Soft palate morphology can serve as an important screening tool for respiratory conditions, particularly OSA, by identifying anatomical variations that may contribute to airway obstruction. Studies have demonstrated that specific soft palate shapes, such as the hooked or S-shaped palate, are associated with altered airway dimensions, impacting airflow and increasing susceptibility to OSA [1, 5]. In dentistry, assessing soft palate structure is crucial for managing conditions like malocclusion and prosthetic appliance fittings, as variations in soft tissue anatomy can influence oral function and airway stability [3]. Integrating soft palate evaluation into routine clinical assessments can enhance early detection of airway-related disorders and guide personalized treatment planning in both respiratory and dental care.
6. Limitation
In the current study, standardization of calculation of body mass index (BMI) was not possible. If there were significant differences in BMIs across groups, this could have had an impact on airway changes in this investigation because airway size and shape may be affected by BMI [15]. In the current study, we analyzed retrospectively the changes in soft palate changes with different age groups.
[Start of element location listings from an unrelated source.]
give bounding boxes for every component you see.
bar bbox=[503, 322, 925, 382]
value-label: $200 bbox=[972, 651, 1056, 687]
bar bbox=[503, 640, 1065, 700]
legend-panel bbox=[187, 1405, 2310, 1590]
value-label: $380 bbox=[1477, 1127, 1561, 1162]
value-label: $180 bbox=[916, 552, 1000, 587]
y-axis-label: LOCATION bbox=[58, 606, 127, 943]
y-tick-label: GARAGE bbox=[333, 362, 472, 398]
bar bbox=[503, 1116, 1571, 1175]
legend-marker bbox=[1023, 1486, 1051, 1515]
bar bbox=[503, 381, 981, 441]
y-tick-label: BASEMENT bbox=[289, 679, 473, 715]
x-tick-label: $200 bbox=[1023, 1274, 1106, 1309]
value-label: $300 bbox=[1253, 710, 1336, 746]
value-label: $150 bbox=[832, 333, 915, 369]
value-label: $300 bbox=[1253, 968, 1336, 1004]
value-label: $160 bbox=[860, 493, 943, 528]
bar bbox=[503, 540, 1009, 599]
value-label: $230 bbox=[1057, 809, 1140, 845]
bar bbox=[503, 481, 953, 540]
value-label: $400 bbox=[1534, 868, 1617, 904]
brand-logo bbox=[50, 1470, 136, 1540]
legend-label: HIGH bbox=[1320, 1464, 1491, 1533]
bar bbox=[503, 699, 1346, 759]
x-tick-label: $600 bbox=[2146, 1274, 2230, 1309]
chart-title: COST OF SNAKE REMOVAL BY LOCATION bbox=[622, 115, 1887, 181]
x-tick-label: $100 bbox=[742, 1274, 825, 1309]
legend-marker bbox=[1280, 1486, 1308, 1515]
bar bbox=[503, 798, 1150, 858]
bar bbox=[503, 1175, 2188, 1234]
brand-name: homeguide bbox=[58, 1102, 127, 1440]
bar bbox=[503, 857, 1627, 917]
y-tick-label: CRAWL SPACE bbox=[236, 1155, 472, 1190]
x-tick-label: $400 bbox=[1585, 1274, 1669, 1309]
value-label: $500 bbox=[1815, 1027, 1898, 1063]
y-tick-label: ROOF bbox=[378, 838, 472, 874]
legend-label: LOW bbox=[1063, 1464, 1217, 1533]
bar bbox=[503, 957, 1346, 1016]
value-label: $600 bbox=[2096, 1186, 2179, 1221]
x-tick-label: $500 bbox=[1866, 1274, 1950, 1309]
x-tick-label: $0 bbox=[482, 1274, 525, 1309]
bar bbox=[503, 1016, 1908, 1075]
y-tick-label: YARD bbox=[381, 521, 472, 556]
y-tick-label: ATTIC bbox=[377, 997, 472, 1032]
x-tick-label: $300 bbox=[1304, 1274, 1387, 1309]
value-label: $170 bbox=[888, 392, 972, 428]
The relatively small sample size and the single-center design of the study prevent the generalization of the findings. To further understand the morphology of the soft palate in these patients, longitudinal studies should be conducted with more participants.
7. Conclusion
In conclusion, there was a significant association seen between changes in the shape of the soft palate and the size of the airway. Middle aged patients showed higher UAD, while the older age group showed higher MN-HY. This is one of the first studies done and will be useful in predicting the risk of OSA in different age groups and further long-term studies should be done to better predict the condition.